There were widespread reports of damage to fire doors, and of those who reported a fire safety concern to their landlords, almost a quarter said that they waited weeks for a response.

Worryingly, over half of the tenants questioned said that they did not feel prepared for what they should do in the event of a fire, while almost a quarter of those living in a rented apartment felt understandably anxious since the tragic fire – which killed an estimated 80 people, ripped through the tower block and highlighted the fire safety concerns within social housing.

Paul Fuller CBE, chief fire officer of Bedfordshire Fire and Rescue Service and chairman of the Fire Sector Federation, said: “It is simple. Proper fire doors save lives, but only if they are correctly made and installed, and certainly not if they are wedged open or in disrepair.

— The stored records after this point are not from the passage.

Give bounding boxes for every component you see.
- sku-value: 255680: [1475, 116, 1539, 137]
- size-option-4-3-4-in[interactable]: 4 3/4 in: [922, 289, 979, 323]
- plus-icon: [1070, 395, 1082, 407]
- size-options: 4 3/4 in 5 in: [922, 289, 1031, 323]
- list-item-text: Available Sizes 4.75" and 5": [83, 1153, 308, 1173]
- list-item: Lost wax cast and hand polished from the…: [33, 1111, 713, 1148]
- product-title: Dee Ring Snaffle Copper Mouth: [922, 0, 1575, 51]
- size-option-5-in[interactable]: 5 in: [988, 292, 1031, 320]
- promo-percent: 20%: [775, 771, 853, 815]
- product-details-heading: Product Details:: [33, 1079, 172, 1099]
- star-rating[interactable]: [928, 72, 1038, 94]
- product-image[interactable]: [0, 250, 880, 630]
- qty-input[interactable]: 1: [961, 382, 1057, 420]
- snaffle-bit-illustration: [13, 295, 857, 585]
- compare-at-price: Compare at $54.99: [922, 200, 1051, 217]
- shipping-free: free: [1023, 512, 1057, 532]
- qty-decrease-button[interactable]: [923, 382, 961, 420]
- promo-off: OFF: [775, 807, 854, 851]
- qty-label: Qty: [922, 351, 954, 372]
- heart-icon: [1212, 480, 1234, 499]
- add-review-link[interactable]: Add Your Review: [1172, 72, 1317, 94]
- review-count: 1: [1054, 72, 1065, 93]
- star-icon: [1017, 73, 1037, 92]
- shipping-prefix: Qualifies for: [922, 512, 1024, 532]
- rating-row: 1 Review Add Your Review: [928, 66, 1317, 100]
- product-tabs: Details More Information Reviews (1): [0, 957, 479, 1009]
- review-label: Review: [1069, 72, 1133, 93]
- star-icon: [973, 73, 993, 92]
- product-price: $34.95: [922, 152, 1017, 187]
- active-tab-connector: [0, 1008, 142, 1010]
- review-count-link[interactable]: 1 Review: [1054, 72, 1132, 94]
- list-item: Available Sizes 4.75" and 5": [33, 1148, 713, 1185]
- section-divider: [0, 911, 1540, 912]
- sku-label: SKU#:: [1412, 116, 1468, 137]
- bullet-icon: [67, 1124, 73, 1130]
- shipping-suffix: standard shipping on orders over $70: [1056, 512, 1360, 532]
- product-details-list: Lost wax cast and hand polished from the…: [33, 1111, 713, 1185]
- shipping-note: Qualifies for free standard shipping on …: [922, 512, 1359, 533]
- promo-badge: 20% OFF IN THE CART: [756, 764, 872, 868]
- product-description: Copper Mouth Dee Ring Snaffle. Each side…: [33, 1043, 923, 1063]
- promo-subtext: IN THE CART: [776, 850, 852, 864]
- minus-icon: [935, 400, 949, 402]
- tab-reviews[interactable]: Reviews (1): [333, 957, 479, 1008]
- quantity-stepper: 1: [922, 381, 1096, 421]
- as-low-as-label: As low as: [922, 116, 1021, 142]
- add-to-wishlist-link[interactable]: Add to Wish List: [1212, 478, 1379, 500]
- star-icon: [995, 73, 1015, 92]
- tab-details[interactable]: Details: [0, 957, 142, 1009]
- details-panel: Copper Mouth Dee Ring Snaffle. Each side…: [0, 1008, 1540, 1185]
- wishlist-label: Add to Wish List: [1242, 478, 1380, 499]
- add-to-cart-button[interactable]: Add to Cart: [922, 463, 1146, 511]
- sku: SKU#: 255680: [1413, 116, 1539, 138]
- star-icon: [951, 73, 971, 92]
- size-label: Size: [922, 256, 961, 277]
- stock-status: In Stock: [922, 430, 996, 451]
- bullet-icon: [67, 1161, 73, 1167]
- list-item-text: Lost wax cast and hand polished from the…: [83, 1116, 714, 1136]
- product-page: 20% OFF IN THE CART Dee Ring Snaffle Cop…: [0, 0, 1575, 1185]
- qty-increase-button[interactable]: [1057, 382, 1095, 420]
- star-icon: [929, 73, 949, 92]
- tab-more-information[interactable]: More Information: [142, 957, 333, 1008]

“Too often our officers walk into a building and see fire doors in an appalling state. We do what we can to advise and enforce the responsibilities of a building owner, but it is time for the Responsible Person to really step up.”

Since the tragedy took place in London, government-appointed investigators have discovered that just eight council housing buildings that are over 18 metres tall have passed key fire safety tests. In total, 165 tower blocks were deemed not to comply with proper regulations.

Some local authorities, such as Salford and Southwark, have earmarked millions of pounds’ worth of investment to safeguard their tower blocks considered to be at risk, but many have complained that there are insufficient funds available to carry out proper checks and install necessary safety measures.